“To test, or not to test. That’s the question.” Shakespeare would’ve been able to get away with this but if you dare to say this at Capgemini, there will be a Reinder Otter slapping you in the face. Well ok, that might be a little (just a little) exaggerated but essentially, no project is executed at Capgemini (and actually at every other self-respecting IT company for that matter) without some form of testing. Before one of you awesome developers think you can test it yourself, well guess again. Remember the mistakes you wrote in your paper when you were a student but never noticed till the moment you asked a fellow student to review it? (there should be now some kind of “aha” moment).

  1. Name: Reinder Otter
  2. Role: (Acceptance) Test Manager
  3. Age: 32
  4. # years working for Capgemini: 4+
  5. What does an (acceptance) test manager do?: A test manager/coordinator is the one responsible for the test project and knows which test methods are applicable for it. Activities of a TM include maintaining contacts with the project leader and representative(s) of the test team,creating the test plan, coordinating and executing of the test plan, creating the progress report and risk analysis report and advising on the release of the tested system. Other activities may include the filtering of issues from the testers, helping with the creation of manuals, creating templates for test scripts and reports.
  6. What an average day looks like: Getting up around 6:00 and catch some sleep in the train to the assignment. When arriving just before 8:00, the mail box is likely to be full when the acceptance test is being executed. Filtering all the found issues by the testers, and if applicable mailing them the answer to their questions. Creating and/or executing the test plan by extracting the testing metrics from a self created macro infused excel sheet (used for filtering the “bugs” found by the testers). Informing the project manager and supplier of the software of the found bugs and risks. Helping the project manager with the creation of the manual for the application (not all organizations have a department that does this apparently). A the end of the day on my way back in the train creating a blog post or reading up on tweets and other social media (mostly work related). In the evening working on some internal projects like the creation of the Global Testing & QA community, answering some Capgemini mail and making appointments for (e.g.) the Special Interest Group Test tooling. Around 20:30 it’s time for some mindless CSI and Numbers (kind of like testing…) and off to bed around 23:00…..

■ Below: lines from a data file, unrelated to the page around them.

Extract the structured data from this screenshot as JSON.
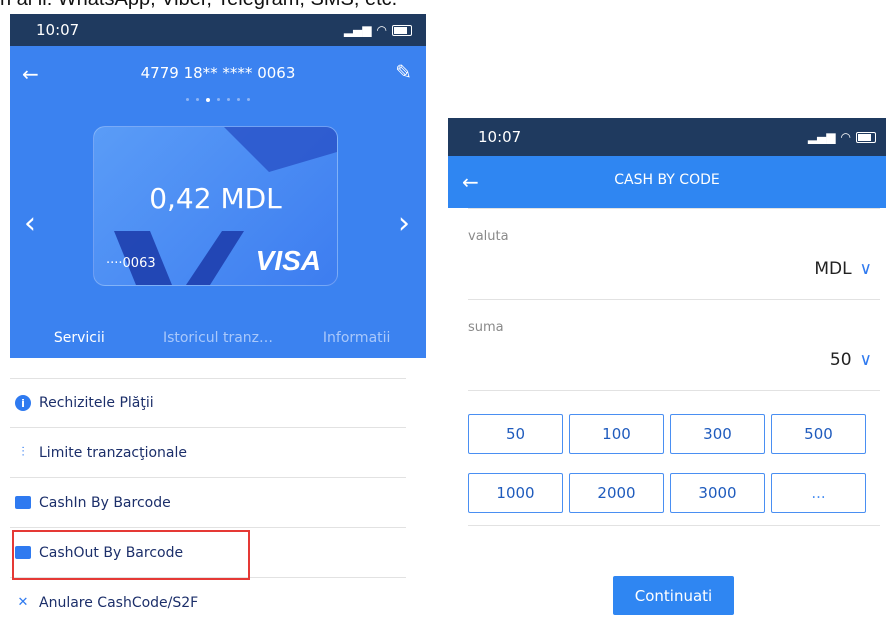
{
  "caption": "n al li: WhatsApp, Viber, Telegram, SMS, etc.",
  "left_phone": {
    "status_time": "10:07",
    "card_number": "4779 18** **** 0063",
    "balance": "0,42 MDL",
    "card_last": "····0063",
    "card_brand": "VISA",
    "page_dots": 7,
    "active_dot": 2,
    "tabs": [
      "Servicii",
      "Istoricul tranz…",
      "Informatii"
    ],
    "menu": [
      {
        "label": "Rechizitele Plăţii",
        "icon": "info-icon"
      },
      {
        "label": "Limite tranzacţionale",
        "icon": "sliders-icon"
      },
      {
        "label": "CashIn By Barcode",
        "icon": "cash-box-icon"
      },
      {
        "label": "CashOut By Barcode",
        "icon": "cash-box-icon"
      },
      {
        "label": "Anulare CashCode/S2F",
        "icon": "close-icon"
      }
    ]
  },
  "right_phone": {
    "status_time": "10:07",
    "title": "CASH BY CODE",
    "currency_label": "valuta",
    "currency_value": "MDL",
    "amount_label": "suma",
    "amount_value": "50",
    "amounts": [
      "50",
      "100",
      "300",
      "500",
      "1000",
      "2000",
      "3000",
      "..."
    ],
    "continue_label": "Continuati"
  },
  "colors": {
    "status_bar": "#1f3a5f",
    "primary_blue": "#3b82f0",
    "highlight_red": "#e53935"
  }
}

  7. Favorite project/assignment: I guess the best assignment so far was with BuZa (ministry of Foreign Affairs) on the project “Visa application” (NVIS). This was for the ministry a very prestigious project because of the use of new techniques (.NET). During the two years I worked as tester and later as test coordinator, I became somewhat of an “Oracle” and problem solver within the project. This meant that I had to be quick on the uptake and decision making which made it very agile and energetic (which are things I love). Nowadays all the Dutch embassies and consulates all over the world are working with the application, which always gives a good feeling when leaving the project.
  8. What will be hot in 2009: Agile testing is one of the bigger “risers” in 2009. Although SAP testing and Model Based testing are rising stars as well, Agile will beat them in the end. Why? Mainly because we need it and because Agile development is integrating testing topics more and more. In the current economic climate projects (clients) do not want to invest large amounts of money in order to get a good basis for the future. They want it tested quick and as “lean and mean” as possible. Agile testing is a great way to comply satisfy this demand.